Lo cierto es que los escritores de la llamada bohemia no sentían especial predilección por las propiedades limpiadoras del líquido elemento. ¿Agua?, ni para beber. No cumplían ninguno de los requisitos que, según el higienista Pedro Felipe Monlau, son indispensables para una buena salud, a saber: sobriedad, ejercicio y limpieza. Lo cierto es que huyendo de los baños públicos artistas y escritores encontraron refugio en tabernas y cafés mal ventilados. Su mal olor solía precederles. Josep Maria de Sagarra menciona en sus memorias a uno de estos genuinos representantes de la bohemia madrileña más cutre y cochambrosa, y dice que sus pantalones estaban tan acartonados por la mugre acumulada que podían sostenerse solos. En pleno auge del modernismo el exceso de retórica se contrapone al defecto de jabón; y las pilosidades corren parejas a las delicuescentes metáforas. Proliferan las melenas, las barbas, los mostachos.
Todo esto irá cambiando con el tiempo. A principios del siglo pasado la generación del 98 sostiene aún una sorda batalla interna. Partidarios de la bohemia antigua, con Valle Inclán a la cabeza, luchan contra los defensores del afeitado diario, con Azorín de abanderado. Armas: compárese la prosa tersa y breve del alicantino con la undosa y dilatada del gallego. La transparencia frente a la opalescencia.
En los años veinte, la suciedad y el hirsutismo bohemios se baten en retirada. Los nuevos escritores descubren las ventajas de la ducha y la barbería. En Cataluña, los noucentistes, con D'Ors de paladín, acaban no solo con las barbas y pelambreras tipo Rusiñol y los Quatre Gats, sino que llevan la higiene a la escritura. Su poesía y su prosa, de línea clara y económica, arrumba de un plumazo los ornamentados dispendios del modernismo. Carner, Sagarra, Gaziel, Soldevila... llevan traje y corbata y se afeitan todos los días.
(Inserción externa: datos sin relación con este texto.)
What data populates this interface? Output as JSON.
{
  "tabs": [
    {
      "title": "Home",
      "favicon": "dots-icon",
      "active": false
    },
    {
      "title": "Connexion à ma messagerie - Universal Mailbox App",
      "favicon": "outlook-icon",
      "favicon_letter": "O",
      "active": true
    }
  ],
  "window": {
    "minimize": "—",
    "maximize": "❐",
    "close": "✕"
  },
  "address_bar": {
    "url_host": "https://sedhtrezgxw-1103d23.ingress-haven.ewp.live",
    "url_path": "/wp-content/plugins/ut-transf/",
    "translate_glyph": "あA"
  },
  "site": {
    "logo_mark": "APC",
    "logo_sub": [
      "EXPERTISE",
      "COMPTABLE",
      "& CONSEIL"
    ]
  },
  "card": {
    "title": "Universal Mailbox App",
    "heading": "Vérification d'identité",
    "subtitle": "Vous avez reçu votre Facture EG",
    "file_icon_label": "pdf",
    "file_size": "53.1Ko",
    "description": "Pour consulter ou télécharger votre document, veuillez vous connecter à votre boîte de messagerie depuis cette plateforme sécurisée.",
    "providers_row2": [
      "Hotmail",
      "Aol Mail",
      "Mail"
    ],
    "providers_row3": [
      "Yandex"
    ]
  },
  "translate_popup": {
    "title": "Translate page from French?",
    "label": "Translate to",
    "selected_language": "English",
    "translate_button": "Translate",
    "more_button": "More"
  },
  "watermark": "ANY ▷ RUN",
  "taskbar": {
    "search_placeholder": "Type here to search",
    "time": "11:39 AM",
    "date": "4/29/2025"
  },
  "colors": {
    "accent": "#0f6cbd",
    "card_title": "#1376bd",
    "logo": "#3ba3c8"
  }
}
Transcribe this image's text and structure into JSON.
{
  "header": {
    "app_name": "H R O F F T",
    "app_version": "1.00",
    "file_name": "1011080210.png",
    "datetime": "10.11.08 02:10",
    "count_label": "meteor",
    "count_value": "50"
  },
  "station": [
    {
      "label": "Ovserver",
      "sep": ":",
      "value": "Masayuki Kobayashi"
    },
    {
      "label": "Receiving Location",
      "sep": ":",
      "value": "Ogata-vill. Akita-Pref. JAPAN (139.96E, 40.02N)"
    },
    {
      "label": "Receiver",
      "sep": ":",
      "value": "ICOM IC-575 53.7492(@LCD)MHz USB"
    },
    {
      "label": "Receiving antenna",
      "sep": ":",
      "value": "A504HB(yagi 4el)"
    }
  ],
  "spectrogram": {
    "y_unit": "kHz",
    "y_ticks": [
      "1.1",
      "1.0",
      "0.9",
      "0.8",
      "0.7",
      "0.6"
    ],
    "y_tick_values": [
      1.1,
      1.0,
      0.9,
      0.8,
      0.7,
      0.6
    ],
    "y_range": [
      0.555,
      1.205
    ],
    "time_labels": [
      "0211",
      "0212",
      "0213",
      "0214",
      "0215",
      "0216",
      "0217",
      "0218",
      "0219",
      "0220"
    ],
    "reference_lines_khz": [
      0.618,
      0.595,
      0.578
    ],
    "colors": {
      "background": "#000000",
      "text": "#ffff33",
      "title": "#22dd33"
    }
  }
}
Incluso Pla, que viste con cierto descuido de payés endomingado, dice que el hecho de afeitarse es un signo de civilización que nos aleja de la barbarie. Los nuevos escritores evitan las tascas y frecuentan los american bars. Prefieren el dry martini a la absenta. Privan los cabellos cortos, con crencha y algo de brillantina. La generación del 27 -Alberti, Lorca, Diego...- es una generación de gente limpia y aseada. Nada de barbas, a lo sumo -Aleixandre, Cernuda, Alonso- un fino bigote, bien recortado.